Its really no worse than it was with keys. The flipper zero only works on very cheap, corner cutting simple systems. A lot of cars (and all cars should) use non-repeating codes so a simple interception is useless. That doesn't make them invincible of course.
Those cars would, back in the day, use simple corner cutting keys to be secured. There were quite a few cars back in the day that would have only a very small number of keys meaning there was a mon-trivial chance of you running into a car that you could open that wasn't your own. There are countless stories of people accidentally unlocking and getting into cars that are not there's.

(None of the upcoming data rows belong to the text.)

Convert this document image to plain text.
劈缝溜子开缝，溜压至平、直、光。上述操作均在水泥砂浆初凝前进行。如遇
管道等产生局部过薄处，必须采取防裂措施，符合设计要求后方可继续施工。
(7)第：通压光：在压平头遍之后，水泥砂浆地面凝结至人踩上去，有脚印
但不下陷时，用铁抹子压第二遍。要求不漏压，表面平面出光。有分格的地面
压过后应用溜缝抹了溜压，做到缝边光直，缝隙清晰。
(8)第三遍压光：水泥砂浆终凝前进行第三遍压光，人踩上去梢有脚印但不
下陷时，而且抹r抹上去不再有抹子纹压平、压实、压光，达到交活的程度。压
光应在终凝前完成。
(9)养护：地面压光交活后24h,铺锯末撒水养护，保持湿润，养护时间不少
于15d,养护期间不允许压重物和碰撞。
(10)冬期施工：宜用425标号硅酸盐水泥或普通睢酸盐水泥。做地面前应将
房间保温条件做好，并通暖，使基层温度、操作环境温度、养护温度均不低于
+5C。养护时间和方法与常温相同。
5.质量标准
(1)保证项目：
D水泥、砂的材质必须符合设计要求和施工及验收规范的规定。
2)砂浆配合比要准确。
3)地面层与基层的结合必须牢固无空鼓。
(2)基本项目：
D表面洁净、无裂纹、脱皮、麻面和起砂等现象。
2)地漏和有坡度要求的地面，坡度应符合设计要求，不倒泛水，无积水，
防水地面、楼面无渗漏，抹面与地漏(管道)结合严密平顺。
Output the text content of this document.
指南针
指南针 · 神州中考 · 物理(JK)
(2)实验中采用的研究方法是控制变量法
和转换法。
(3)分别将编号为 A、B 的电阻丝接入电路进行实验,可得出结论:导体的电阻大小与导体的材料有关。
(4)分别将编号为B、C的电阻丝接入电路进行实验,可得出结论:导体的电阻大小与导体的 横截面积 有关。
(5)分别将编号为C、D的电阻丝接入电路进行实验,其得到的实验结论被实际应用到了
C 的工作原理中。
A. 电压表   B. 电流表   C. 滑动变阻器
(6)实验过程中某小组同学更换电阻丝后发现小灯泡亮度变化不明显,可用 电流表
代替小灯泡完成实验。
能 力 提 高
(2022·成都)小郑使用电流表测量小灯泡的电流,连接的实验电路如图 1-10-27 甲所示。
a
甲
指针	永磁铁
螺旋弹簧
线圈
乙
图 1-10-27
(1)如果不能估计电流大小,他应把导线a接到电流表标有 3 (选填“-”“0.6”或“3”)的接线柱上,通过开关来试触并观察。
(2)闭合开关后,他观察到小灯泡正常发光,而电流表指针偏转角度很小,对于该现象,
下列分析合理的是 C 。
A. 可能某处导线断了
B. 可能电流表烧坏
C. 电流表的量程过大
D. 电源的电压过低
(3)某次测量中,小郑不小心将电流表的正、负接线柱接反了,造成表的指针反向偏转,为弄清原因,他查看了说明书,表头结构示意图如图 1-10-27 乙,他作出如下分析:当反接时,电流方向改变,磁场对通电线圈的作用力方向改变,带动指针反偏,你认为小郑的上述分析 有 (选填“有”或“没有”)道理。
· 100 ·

Here's a concrete example, there are only about 5000 different keys for some brands of Toyota. A car thief could get 10keys and try 10cars a day (and remember this would take a minute or 2 and not really look suspicious) and successfully steal a car every 2 months or so. A dongle pretty decisively kills this avenue of attack. But like all things shitty engineering opens up new attacks, although on the whole it's a lot harder to steal a car today than before dongles.
Agreed! It's actually pretty easy to make a car not start - that is in fact the default behavior for a large chunk of metal. The fact they will start given whatever fixed input is incredibly unnecessary.
Edit: Apparently they don't? It's in the article. This announcement is just totally misaimed.
I can most assuredly tell you that that is not the case, my vehicle does have a physical key hidden away in the fob, it however only unlocks the driver side door, that's it.
Well for me it does not, hell my car doesn't even have a oil or transmission dipstick, they have taken those away and run the info through the infotainment console.